The Viewing Booth
(Israel/US, )
Dir. Ra’anan Alexandrowicz
One of the smartest documentaries I’ve seen in years, The Viewing Booth is a visual and intellectual experiment that slowly but inevitably asks an important question: do we really see the same thing?
The set-up for the film couldn’t be simpler, making it piquant that so much can be derived from Alexandrowicz’s doc. A young woman, Maia Levy, enters a room in an American learning institution, where the Israeli director is sitting next to a massive computer. Ms. Levy is instructed to go to the next room, which turns out to be her viewing booth. Keeping the door ajar, she is given a context for the experiment in which she’s engaging. Alexandrowicz wants her unguarded opinions on short verité footage taken in Hebron, a Palestinian city occupied by the Israelis. Levy is invited to look at various shorts, some of which were shot by Israeli Defense Forces (IDF) while others were made by B’Tselem, a human rights organization in Israel.
Alexandrowicz, who keeps up a line of questioning while each observes these small docs, is clearly intrigued by Levy’s understanding of Israel and Palestine. She has spent time there with relatives and can understand Hebrew. Levy sees footage of rocks being thrown by a young mob and assumes that they are by Palestinians. When told that she is seeing angry Israelis, she adjusts her evaluation. But Levy isn’t doctrinaire. One can see that she is quite emotional and caring and not completely political. And, as she interprets short footage of a youngster being picked up and taken somewhat angrily away by a parent who is part of the military, there is deep confusion in Levy’s voice. What is she to make of the film and the questions being asked by Alexandrowicz?
In the second part of the film, Ms. Levy is invited back to revisit the footage she’d looked at earlier. Much of the focus is on a short “doc” in which a Palestinian family is awakened in the middle of the night by the IDF. The parents try to maintain their dignity while the military invades their house and looks through their possessions. The children are clearly terrified. Each side, the Israelis and the Palestinians, attempts to be polite while this is all taking place. After the IDF leaves, the children begin to cry. They and their parents have had their lives turned upside down by this raid.
Clearly shaken, Ms. Levy manages her emotions as she tries to interpret what happened. She questions, quite rightly, who has shot and edited the footage. She asks whether the possibility of shooting clandestine footage by a cell phone might have affected how this very loaded incident has played out. Ms. Levy even wonders why the children cried after the IDF left. Was this a phony propagandist piece made by the Palestinians?

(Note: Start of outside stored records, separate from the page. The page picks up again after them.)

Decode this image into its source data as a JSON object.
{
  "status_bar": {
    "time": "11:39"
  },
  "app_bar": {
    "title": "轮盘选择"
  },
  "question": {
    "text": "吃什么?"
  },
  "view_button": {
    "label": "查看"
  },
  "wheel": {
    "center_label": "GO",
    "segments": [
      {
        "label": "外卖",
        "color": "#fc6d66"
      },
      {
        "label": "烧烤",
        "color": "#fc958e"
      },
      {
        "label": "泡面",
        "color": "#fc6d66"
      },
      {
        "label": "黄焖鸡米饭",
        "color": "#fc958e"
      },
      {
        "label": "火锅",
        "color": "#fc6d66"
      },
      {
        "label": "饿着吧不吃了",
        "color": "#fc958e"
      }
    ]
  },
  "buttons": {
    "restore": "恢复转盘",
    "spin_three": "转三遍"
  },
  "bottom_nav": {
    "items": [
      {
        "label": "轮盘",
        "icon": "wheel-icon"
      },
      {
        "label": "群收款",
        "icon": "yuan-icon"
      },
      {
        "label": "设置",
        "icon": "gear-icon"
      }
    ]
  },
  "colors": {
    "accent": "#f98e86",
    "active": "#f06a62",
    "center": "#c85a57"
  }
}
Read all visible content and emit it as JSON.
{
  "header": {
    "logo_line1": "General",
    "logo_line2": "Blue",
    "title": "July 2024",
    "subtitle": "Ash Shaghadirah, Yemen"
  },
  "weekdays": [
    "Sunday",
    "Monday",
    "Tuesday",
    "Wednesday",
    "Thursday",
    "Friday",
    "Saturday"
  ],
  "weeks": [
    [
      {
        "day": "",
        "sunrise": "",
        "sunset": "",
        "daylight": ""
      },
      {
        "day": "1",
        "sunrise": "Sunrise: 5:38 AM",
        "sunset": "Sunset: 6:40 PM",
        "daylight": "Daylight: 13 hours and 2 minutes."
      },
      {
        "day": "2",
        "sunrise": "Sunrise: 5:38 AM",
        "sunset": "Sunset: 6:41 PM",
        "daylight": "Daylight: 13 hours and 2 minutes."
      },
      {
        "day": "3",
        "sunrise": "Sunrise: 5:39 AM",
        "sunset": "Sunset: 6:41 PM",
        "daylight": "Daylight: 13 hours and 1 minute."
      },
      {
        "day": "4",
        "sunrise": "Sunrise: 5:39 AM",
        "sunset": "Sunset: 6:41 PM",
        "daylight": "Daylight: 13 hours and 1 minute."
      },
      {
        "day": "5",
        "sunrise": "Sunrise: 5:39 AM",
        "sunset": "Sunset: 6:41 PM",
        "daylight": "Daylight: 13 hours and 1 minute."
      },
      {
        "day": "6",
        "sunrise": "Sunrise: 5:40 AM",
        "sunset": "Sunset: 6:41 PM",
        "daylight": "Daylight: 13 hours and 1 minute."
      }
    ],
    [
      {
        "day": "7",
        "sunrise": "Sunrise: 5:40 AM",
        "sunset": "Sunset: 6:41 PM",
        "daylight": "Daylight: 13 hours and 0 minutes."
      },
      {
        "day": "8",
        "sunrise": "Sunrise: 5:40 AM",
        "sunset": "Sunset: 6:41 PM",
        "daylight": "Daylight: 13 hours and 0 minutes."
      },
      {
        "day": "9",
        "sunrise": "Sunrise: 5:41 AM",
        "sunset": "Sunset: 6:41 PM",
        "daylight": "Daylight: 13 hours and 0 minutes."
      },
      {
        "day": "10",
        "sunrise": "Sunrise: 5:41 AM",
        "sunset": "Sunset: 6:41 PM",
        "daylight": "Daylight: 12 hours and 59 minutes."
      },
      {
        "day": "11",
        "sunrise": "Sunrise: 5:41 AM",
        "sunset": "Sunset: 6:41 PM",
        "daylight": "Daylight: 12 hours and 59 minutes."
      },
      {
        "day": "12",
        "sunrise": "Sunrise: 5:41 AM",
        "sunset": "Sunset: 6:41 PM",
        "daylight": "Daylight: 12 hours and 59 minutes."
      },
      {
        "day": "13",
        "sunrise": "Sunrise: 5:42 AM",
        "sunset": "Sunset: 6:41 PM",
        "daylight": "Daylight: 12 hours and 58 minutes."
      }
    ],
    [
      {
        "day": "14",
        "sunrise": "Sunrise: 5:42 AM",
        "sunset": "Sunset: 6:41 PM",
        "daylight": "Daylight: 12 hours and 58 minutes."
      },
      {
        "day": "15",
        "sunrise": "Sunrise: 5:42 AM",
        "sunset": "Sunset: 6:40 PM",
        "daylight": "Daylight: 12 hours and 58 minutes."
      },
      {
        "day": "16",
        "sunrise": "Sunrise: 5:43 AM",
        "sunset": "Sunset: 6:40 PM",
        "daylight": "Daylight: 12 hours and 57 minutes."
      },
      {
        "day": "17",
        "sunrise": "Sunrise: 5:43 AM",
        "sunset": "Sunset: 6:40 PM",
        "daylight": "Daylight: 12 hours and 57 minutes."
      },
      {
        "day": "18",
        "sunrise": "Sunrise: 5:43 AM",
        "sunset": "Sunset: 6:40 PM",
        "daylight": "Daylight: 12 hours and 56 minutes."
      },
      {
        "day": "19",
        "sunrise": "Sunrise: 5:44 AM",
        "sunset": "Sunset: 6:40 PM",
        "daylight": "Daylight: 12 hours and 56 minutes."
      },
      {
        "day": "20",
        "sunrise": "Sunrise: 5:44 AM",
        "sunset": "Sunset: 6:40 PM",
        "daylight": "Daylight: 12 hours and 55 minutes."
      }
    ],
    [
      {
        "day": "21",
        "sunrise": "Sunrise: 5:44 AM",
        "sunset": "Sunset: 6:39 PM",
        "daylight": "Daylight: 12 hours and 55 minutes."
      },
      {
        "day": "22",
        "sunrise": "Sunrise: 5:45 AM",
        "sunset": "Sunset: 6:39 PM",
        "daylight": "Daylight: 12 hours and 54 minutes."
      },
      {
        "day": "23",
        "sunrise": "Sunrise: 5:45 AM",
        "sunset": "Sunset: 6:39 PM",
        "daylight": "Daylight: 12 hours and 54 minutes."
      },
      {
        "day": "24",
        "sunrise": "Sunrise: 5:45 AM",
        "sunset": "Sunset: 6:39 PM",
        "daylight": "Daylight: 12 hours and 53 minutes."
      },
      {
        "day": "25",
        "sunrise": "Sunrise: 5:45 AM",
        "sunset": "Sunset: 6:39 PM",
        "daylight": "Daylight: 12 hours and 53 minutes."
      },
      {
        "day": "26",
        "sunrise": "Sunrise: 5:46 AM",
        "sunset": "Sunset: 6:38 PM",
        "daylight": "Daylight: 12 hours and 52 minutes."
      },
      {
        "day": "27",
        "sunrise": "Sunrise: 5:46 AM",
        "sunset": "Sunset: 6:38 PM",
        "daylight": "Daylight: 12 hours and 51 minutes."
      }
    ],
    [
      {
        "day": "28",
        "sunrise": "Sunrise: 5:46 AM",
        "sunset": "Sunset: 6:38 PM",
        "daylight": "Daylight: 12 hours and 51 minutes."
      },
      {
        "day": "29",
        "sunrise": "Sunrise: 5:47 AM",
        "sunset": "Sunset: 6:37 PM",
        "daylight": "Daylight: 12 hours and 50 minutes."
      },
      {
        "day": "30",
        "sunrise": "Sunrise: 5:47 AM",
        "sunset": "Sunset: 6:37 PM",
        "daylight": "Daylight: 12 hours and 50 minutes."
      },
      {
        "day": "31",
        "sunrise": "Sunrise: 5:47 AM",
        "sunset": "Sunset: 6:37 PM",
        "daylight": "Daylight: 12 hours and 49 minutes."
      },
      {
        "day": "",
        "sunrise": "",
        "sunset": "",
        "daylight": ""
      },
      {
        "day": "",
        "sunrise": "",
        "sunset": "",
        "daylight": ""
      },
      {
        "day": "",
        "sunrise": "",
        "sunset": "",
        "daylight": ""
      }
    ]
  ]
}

Alexandrowicz has created a film with more questions than answers. It’s obvious that other people would have interpreted this rough footage quite differently. Many of us would have been horrified by this post-midnight incursion into a family’s life. But Levy’s interpretation could be right: perhaps this is manipulated footage.

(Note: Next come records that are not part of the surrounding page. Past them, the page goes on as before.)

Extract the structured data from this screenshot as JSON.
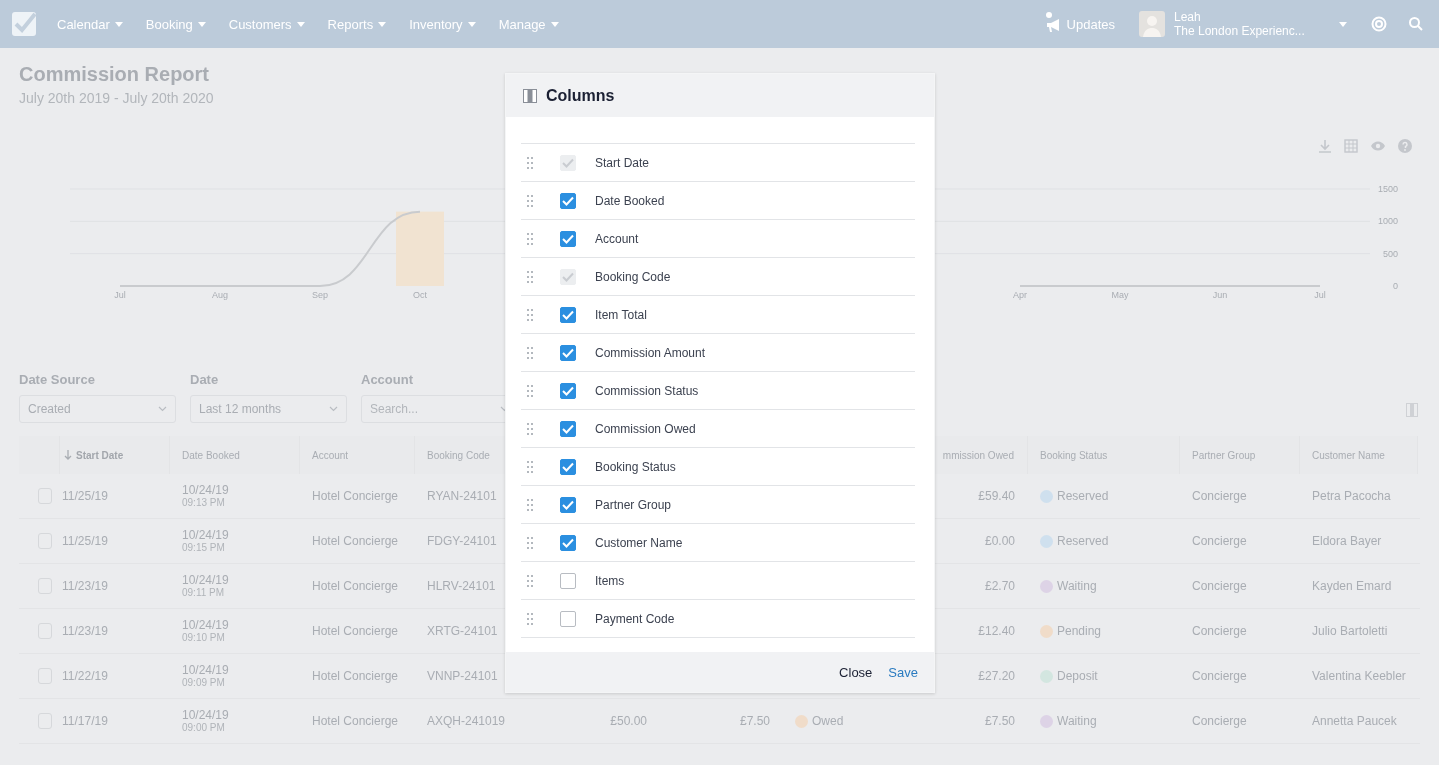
{
  "nav": {
    "menu": [
      {
        "label": "Calendar"
      },
      {
        "label": "Booking"
      },
      {
        "label": "Customers"
      },
      {
        "label": "Reports"
      },
      {
        "label": "Inventory"
      },
      {
        "label": "Manage"
      }
    ],
    "updates": "Updates",
    "user": {
      "name": "Leah",
      "company": "The London Experienc..."
    }
  },
  "page": {
    "title": "Commission Report",
    "subtitle": "July 20th 2019 - July 20th 2020"
  },
  "chart": {
    "chart_data": {
      "type": "bar",
      "ylim": [
        0,
        1500
      ],
      "yticks": [
        0,
        500,
        1000,
        1500
      ],
      "categories": [
        "Jul",
        "Aug",
        "Sep",
        "Oct",
        null,
        null,
        null,
        null,
        null,
        "Apr",
        "May",
        "Jun",
        "Jul"
      ],
      "series": [
        {
          "color": "#f1e3d1",
          "values": [
            null,
            null,
            null,
            1150,
            null,
            null,
            null,
            null,
            null,
            null,
            null,
            null,
            null
          ]
        },
        {
          "type": "line",
          "color": "#c9cbce",
          "values": [
            0,
            0,
            0,
            1150,
            null,
            null,
            null,
            null,
            null,
            0,
            0,
            0,
            0
          ]
        }
      ]
    }
  },
  "filters": [
    {
      "label": "Date Source",
      "value": "Created"
    },
    {
      "label": "Date",
      "value": "Last 12 months"
    },
    {
      "label": "Account",
      "placeholder": "Search..."
    }
  ],
  "table": {
    "columns": [
      {
        "label": "Start Date",
        "sorted": true
      },
      {
        "label": "Date Booked",
        "sorted": false
      },
      {
        "label": "Account",
        "sorted": false
      },
      {
        "label": "Booking Code",
        "sorted": false
      },
      {
        "label": "mmission Owed",
        "sorted": false
      },
      {
        "label": "Booking Status",
        "sorted": false
      },
      {
        "label": "Partner Group",
        "sorted": false
      },
      {
        "label": "Customer Name",
        "sorted": false
      }
    ],
    "rows": [
      {
        "checked": false,
        "start_date": "11/25/19",
        "date_booked": "10/24/19",
        "time_booked": "09:13 PM",
        "account": "Hotel Concierge",
        "booking_code": "RYAN-24101",
        "commission_owed": "£59.40",
        "booking_status": {
          "label": "Reserved",
          "color": "#cfe0ee"
        },
        "partner_group": "Concierge",
        "customer_name": "Petra Pacocha"
      },
      {
        "checked": false,
        "start_date": "11/25/19",
        "date_booked": "10/24/19",
        "time_booked": "09:15 PM",
        "account": "Hotel Concierge",
        "booking_code": "FDGY-24101",
        "commission_owed": "£0.00",
        "booking_status": {
          "label": "Reserved",
          "color": "#cfe0ee"
        },
        "partner_group": "Concierge",
        "customer_name": "Eldora Bayer"
      },
      {
        "checked": false,
        "start_date": "11/23/19",
        "date_booked": "10/24/19",
        "time_booked": "09:11 PM",
        "account": "Hotel Concierge",
        "booking_code": "HLRV-24101",
        "commission_owed": "£2.70",
        "booking_status": {
          "label": "Waiting",
          "color": "#ddd3e6"
        },
        "partner_group": "Concierge",
        "customer_name": "Kayden Emard"
      },
      {
        "checked": false,
        "start_date": "11/23/19",
        "date_booked": "10/24/19",
        "time_booked": "09:10 PM",
        "account": "Hotel Concierge",
        "booking_code": "XRTG-24101",
        "commission_owed": "£12.40",
        "booking_status": {
          "label": "Pending",
          "color": "#f0dcc9"
        },
        "partner_group": "Concierge",
        "customer_name": "Julio Bartoletti"
      },
      {
        "checked": false,
        "start_date": "11/22/19",
        "date_booked": "10/24/19",
        "time_booked": "09:09 PM",
        "account": "Hotel Concierge",
        "booking_code": "VNNP-24101",
        "commission_owed": "£27.20",
        "booking_status": {
          "label": "Deposit",
          "color": "#d3e6e0"
        },
        "partner_group": "Concierge",
        "customer_name": "Valentina Keebler"
      },
      {
        "checked": false,
        "start_date": "11/17/19",
        "date_booked": "10/24/19",
        "time_booked": "09:00 PM",
        "account": "Hotel Concierge",
        "booking_code": "AXQH-241019",
        "item_total": "£50.00",
        "commission_amount": "£7.50",
        "commission_status": {
          "label": "Owed",
          "color": "#f0dcc9"
        },
        "commission_owed": "£7.50",
        "booking_status": {
          "label": "Waiting",
          "color": "#ddd3e6"
        },
        "partner_group": "Concierge",
        "customer_name": "Annetta Paucek"
      }
    ]
  },
  "modal": {
    "title": "Columns",
    "items": [
      {
        "label": "Start Date",
        "checked": true,
        "disabled": true
      },
      {
        "label": "Date Booked",
        "checked": true,
        "disabled": false
      },
      {
        "label": "Account",
        "checked": true,
        "disabled": false
      },
      {
        "label": "Booking Code",
        "checked": true,
        "disabled": true
      },
      {
        "label": "Item Total",
        "checked": true,
        "disabled": false
      },
      {
        "label": "Commission Amount",
        "checked": true,
        "disabled": false
      },
      {
        "label": "Commission Status",
        "checked": true,
        "disabled": false
      },
      {
        "label": "Commission Owed",
        "checked": true,
        "disabled": false
      },
      {
        "label": "Booking Status",
        "checked": true,
        "disabled": false
      },
      {
        "label": "Partner Group",
        "checked": true,
        "disabled": false
      },
      {
        "label": "Customer Name",
        "checked": true,
        "disabled": false
      },
      {
        "label": "Items",
        "checked": false,
        "disabled": false
      },
      {
        "label": "Payment Code",
        "checked": false,
        "disabled": false
      }
    ],
    "buttons": [
      {
        "label": "Close",
        "kind": "secondary"
      },
      {
        "label": "Save",
        "kind": "primary"
      }
    ]
  }
}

Ra’anan Alexandrowicz has created a film that engenders many questions. How is it that we can view actuality footage so differently? Are images, like art, intended for our personal interpretation? In a culture so used to visual representation, can anyone ever be allowed an unguarded moment? How does politics affect how we look at things? Does knowing the backstory of the people being shot play a role when looking at a video or photo? Can we classify anything as the truth?
Alexandrowicz points out in the film that Ms. Levy’s responses to the footage she saw calls into question whether a social or political documentary can actually change anyone’s mind. Yes, this is a documentary that calls into question the form’s continued existence.
The Viewing Booth is a thoughtful film that deserves recognition. I endorse this film.
The Viewing Booth screens at Toronto’s Planet in Focus Environmental Film Festival* and at DOC NYC.